= Eddy's Song =

1953 single by Eddy Arnold

"Eddy's Song" is a 1953 single by Eddy Arnold, written by Charlie Grean and Cy Coben. "Eddy's Song" spent three weeks at number one on the Country & Western chart and spent a total of thirteen weeks on the chart.

==Background==
The song's lyrics contains the titles of Arnold's best-known songs to that time, intertwined to affirm a man's dedication to his significant other. Included in the song's lyrics are the names of 10 of the 17 number one hits he had achieved on the Billboard country charts through late 1952, when Arnold recorded and released the song.

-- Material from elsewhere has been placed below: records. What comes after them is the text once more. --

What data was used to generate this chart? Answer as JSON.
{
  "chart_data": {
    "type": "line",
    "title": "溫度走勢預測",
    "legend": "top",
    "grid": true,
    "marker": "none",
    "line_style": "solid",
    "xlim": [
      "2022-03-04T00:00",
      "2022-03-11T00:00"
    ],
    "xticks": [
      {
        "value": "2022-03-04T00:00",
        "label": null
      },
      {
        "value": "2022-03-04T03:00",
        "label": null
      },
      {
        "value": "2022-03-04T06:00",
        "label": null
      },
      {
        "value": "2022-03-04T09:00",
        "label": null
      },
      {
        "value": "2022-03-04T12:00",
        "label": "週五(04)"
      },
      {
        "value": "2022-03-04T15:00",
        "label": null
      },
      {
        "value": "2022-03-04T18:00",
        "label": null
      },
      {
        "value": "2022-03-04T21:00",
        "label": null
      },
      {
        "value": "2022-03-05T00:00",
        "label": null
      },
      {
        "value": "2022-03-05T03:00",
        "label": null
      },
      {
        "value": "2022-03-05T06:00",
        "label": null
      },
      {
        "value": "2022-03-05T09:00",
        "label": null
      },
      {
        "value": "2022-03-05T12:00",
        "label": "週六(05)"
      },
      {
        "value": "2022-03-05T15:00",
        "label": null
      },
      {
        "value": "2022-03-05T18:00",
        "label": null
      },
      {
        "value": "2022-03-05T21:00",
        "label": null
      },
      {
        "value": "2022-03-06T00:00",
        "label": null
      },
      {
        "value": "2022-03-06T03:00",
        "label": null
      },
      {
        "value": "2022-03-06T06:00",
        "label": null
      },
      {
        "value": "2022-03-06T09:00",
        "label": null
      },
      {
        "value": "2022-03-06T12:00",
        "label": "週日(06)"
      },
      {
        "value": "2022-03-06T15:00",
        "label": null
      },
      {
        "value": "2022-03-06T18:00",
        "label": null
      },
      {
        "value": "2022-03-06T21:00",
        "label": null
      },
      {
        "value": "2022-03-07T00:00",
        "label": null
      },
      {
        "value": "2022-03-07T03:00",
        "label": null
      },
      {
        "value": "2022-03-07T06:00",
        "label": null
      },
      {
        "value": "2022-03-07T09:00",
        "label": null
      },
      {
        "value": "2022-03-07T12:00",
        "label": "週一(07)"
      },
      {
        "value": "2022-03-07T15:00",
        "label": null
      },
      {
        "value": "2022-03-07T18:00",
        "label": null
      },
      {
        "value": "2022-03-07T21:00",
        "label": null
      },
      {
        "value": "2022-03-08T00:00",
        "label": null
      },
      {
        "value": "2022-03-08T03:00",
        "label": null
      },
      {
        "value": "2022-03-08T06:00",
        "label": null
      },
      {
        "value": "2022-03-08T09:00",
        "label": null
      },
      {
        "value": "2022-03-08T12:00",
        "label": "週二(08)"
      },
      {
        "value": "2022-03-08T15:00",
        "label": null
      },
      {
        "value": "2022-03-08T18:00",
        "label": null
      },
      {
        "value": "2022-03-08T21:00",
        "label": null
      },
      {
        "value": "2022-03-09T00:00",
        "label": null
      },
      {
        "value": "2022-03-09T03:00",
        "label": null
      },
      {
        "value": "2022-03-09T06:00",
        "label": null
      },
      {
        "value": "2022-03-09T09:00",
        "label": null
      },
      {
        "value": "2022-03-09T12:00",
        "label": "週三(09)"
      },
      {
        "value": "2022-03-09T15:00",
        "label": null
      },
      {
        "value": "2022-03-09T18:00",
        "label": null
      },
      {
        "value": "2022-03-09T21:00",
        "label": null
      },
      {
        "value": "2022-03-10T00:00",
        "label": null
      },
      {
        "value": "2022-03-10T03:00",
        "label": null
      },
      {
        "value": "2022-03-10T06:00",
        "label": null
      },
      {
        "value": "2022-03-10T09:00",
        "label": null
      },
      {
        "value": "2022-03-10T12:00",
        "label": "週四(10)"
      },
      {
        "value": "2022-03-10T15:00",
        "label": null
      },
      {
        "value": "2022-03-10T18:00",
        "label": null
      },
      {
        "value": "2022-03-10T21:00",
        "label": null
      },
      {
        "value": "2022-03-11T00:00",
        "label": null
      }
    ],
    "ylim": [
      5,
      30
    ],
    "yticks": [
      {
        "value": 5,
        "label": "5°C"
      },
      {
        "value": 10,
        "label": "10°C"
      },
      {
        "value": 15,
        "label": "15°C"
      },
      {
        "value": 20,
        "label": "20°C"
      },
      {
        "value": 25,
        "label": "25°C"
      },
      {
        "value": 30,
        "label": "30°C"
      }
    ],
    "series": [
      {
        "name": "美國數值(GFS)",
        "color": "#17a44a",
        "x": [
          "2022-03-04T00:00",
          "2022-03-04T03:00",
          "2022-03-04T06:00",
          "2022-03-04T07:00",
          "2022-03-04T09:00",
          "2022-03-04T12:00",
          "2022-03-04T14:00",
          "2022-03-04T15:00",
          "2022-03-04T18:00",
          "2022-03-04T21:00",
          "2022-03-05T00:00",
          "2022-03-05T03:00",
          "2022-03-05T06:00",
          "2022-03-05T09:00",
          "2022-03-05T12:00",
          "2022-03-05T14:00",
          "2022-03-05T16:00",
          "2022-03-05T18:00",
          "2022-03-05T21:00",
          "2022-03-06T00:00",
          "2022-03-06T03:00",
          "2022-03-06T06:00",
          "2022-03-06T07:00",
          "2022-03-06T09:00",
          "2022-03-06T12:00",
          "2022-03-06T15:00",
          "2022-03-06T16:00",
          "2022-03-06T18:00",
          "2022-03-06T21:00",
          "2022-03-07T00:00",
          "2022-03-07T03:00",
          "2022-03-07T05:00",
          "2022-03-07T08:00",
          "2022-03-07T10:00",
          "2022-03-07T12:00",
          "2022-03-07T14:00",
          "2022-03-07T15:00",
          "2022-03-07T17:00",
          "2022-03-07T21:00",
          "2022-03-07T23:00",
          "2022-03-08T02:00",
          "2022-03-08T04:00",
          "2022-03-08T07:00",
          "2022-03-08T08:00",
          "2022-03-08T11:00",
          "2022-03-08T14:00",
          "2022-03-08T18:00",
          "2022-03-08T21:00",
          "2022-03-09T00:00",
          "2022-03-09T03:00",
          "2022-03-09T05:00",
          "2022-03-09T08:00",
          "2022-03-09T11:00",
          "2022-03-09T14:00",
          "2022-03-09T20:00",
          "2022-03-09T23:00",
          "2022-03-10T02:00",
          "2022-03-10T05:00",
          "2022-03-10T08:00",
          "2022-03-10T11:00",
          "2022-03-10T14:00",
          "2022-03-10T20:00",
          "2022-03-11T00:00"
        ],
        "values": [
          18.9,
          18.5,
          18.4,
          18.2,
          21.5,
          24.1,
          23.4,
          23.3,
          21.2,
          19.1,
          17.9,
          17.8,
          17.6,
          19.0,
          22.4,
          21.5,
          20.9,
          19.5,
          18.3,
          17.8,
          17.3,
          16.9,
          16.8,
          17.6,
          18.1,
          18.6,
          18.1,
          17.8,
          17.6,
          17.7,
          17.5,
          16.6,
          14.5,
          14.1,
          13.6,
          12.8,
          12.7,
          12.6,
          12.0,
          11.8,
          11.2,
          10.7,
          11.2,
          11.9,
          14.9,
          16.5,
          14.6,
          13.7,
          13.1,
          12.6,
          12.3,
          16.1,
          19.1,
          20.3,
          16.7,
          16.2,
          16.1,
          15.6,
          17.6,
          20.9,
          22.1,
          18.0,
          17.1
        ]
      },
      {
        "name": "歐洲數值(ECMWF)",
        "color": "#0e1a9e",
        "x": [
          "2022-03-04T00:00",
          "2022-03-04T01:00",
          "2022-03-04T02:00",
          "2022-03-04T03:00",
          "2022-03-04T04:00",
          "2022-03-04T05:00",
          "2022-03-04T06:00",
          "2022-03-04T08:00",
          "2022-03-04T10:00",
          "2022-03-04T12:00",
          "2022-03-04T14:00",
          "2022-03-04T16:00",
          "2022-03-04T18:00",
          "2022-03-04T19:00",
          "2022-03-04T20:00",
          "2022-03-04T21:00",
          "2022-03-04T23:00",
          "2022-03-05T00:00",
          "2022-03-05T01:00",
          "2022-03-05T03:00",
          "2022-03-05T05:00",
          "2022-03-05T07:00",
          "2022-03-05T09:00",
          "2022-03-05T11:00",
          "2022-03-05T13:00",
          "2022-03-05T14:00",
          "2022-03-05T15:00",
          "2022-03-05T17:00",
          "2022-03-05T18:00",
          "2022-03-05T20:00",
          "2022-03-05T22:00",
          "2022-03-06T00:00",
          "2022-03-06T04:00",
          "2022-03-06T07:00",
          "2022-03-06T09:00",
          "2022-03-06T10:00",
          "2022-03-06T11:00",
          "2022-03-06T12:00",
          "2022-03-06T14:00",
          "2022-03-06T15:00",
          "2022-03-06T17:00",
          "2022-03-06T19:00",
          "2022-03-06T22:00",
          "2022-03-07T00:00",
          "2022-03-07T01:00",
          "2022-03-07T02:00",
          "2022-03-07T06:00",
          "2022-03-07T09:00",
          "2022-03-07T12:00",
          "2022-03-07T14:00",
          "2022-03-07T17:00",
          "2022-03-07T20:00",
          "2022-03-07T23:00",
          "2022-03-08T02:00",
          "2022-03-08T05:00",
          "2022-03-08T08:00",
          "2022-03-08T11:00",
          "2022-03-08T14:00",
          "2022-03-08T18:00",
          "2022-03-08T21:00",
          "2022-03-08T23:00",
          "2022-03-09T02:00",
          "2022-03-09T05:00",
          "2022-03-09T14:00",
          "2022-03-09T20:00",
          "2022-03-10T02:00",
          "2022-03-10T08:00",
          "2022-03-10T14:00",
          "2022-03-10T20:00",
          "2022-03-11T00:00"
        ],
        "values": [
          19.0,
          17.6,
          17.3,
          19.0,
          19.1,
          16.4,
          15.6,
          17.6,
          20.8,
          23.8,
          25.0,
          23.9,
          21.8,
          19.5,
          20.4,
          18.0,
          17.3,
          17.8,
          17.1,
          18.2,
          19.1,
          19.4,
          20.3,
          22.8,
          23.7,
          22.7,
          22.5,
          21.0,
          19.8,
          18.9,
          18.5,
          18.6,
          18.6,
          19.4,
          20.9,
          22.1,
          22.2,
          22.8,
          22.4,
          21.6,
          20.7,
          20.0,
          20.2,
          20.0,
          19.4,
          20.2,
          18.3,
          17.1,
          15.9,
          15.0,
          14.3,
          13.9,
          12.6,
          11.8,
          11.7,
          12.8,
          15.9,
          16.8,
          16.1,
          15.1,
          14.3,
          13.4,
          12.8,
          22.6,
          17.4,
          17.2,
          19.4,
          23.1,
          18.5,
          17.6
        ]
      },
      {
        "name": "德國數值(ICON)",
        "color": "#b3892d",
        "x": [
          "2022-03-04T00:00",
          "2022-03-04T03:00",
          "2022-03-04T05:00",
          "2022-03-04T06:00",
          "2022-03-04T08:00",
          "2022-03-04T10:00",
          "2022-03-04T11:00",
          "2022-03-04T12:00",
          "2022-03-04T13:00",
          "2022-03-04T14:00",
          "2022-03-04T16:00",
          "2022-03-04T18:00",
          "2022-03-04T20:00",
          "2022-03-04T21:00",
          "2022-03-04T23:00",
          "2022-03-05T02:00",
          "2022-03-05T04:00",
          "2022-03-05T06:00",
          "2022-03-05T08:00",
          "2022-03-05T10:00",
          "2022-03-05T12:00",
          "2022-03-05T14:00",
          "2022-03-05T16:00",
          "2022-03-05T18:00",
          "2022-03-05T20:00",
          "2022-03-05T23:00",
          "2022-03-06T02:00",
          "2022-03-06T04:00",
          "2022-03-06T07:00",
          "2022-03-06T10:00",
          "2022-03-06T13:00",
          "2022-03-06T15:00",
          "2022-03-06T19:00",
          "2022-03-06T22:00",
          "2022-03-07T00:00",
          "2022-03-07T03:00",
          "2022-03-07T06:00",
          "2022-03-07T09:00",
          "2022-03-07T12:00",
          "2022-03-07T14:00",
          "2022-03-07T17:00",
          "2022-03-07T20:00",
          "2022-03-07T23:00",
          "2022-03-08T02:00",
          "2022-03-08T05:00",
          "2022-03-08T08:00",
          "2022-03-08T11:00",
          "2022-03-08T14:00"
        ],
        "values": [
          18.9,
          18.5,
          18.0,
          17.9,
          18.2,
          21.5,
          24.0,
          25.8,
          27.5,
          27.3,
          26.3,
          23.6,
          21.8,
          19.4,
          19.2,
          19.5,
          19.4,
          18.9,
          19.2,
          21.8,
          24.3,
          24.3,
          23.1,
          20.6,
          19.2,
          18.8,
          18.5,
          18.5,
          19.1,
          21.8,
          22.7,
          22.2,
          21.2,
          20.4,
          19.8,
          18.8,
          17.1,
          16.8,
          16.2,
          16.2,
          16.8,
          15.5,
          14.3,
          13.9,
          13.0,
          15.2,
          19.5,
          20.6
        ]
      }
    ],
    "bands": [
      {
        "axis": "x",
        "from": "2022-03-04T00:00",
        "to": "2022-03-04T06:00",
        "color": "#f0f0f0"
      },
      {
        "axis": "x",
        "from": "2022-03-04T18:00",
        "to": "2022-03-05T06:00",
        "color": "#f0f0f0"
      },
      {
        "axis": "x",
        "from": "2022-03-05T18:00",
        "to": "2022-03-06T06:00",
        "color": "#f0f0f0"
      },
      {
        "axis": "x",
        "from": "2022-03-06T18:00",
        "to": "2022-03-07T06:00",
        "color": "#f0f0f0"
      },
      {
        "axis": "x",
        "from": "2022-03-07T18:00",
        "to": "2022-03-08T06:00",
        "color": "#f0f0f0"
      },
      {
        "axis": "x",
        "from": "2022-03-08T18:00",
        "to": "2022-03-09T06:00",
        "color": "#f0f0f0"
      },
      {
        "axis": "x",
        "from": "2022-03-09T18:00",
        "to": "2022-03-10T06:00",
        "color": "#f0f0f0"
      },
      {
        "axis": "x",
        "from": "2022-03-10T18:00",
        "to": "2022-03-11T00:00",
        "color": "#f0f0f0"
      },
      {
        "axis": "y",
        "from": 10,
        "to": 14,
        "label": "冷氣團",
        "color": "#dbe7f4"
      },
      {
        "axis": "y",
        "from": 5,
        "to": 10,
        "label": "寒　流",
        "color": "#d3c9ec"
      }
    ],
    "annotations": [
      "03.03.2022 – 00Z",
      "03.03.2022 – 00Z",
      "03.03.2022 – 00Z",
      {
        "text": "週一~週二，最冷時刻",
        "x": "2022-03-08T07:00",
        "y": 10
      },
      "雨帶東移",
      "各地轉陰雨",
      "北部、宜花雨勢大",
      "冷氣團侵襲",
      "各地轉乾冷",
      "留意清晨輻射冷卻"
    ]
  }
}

Songs included are "Lovebug Itch," "Molly Darling," "I Wanna Play House With You," "Take Me in Your Arms and Hold Me," "Bouquet Of Roses," "Anytime," "There's No Wings On My Angel," "Easy on the Eyes," "There's Been a Change in Me," "A Full Time Job," "That's How Much I Love You," "It's a Sin," "What Is Life Without Love," "Just a Little Lovin' (Will Go a Long Way)," "Older and Bolder," "Don't Ever Take the Ribbons From Your Hair," "Rockin' Alone," "Easy Rockin' Chair," "Don't Rob Another Man's Castle," "Chained to a Memory," "Bundle of Southern Sunshine" and "Cuddle Buggin' Baby"

"Eddy's Song" went on to become Arnold's 18th No. 1 song on the Billboard country chart, and was listed as the No. 11 song on the magazine's year-end retail chart for country records and No. 18 for jukebox plays.